Whole Wheat Vs. White Bread - as part of the expert series by GeoBeats.

The basis of a wheat bread is the wheat plant. And when they take the wheat plant, they ground it down and they make a flour out of it. Now in whole wheat bread, they are using all the parts of that plant they ground down to make the bread. So you are getting the hull, and the vitamins and minerals from the plant, and you are getting the fiber that is included in there.

When they make white bread, they use that same wheat plant which they grind down, but then they take out many of the pieces of the plant to make it easier to digest, to make it taste softer, and to also make it taste more sweet.

The other thing about white bread, is that often times they are bleaching it to get that very vibrant, white color. So even though white bread might taste a little bit softer, or might seem a little bit easier, it does not have the vitamins and minerals that whole wheat has, and you are also ingesting bleach often.
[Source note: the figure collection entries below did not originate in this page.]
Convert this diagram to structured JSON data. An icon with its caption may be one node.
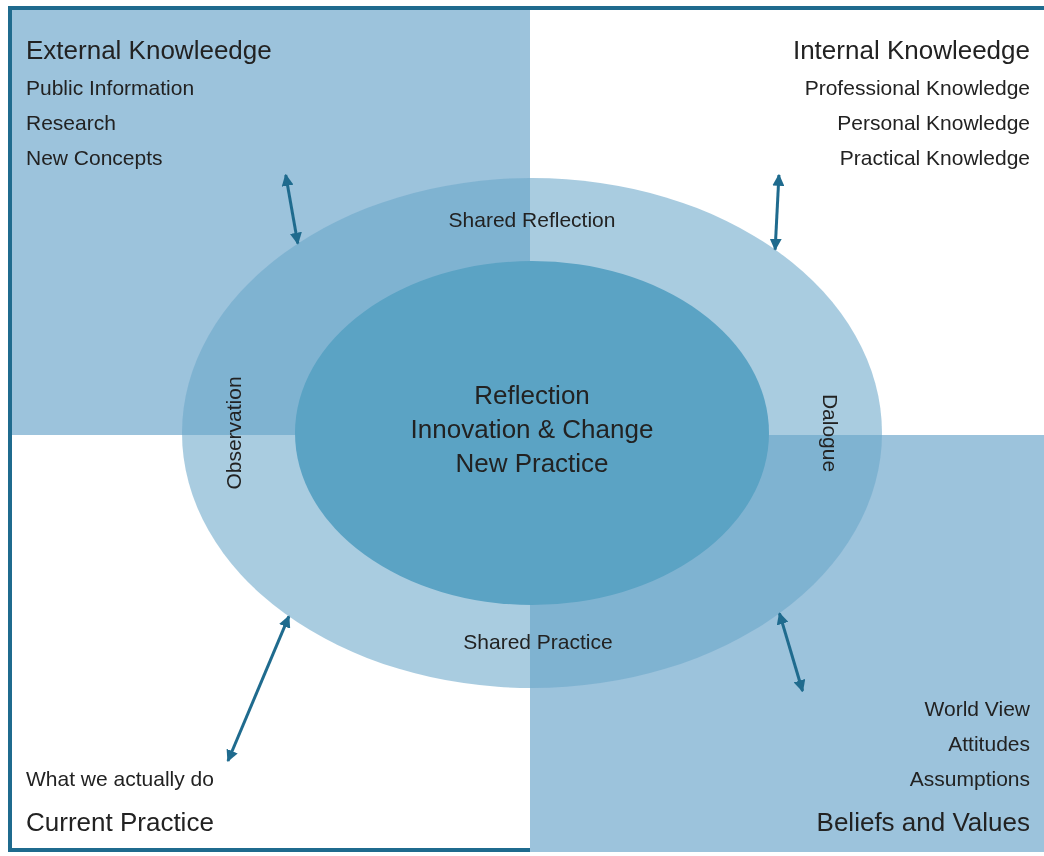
{
  "diagram": {
    "nodes": [
      {
        "text": [
          "External Knowleedge",
          "Public Information",
          "Research",
          "New Concepts"
        ]
      },
      {
        "text": [
          "Internal Knowleedge",
          "Professional Knowledge",
          "Personal Knowledge",
          "Practical Knowledge"
        ]
      },
      {
        "text": [
          "What we actually do",
          "Current Practice"
        ]
      },
      {
        "text": [
          "World View",
          "Attitudes",
          "Assumptions",
          "Beliefs and Values"
        ]
      },
      {
        "text": [
          "Shared Reflection",
          "Dalogue",
          "Shared Practice",
          "Observation"
        ]
      },
      {
        "text": [
          "Reflection",
          "Innovation & Change",
          "New Practice"
        ],
        "in": 4
      }
    ],
    "edges": [
      {
        "from": 0,
        "to": 4,
        "arrow": "both"
      },
      {
        "from": 1,
        "to": 4,
        "arrow": "both"
      },
      {
        "from": 2,
        "to": 4,
        "arrow": "both"
      },
      {
        "from": 3,
        "to": 4,
        "arrow": "both"
      }
    ]
  }
}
A question I get a lot of times is, "is white bread the same as french bread and sourdough bread, and is it processed the same?" The answer is it depends on where you get it from. Often times, people who make the french bread or the sourdough bread are going to use the same processing means as they do when they make white bread, which means the bleach, which means the taking out of the vitamins and minerals.


However, if you go to some local bakeries, if you go to a bakery counter, sometimes it is going to be fresher, they are not going to be using the bleaching or processing, and they will often use maybe a wheat flour that is a little bit more minimally processed when they make the bread. Or they will at least use a white flour that has not been bleached.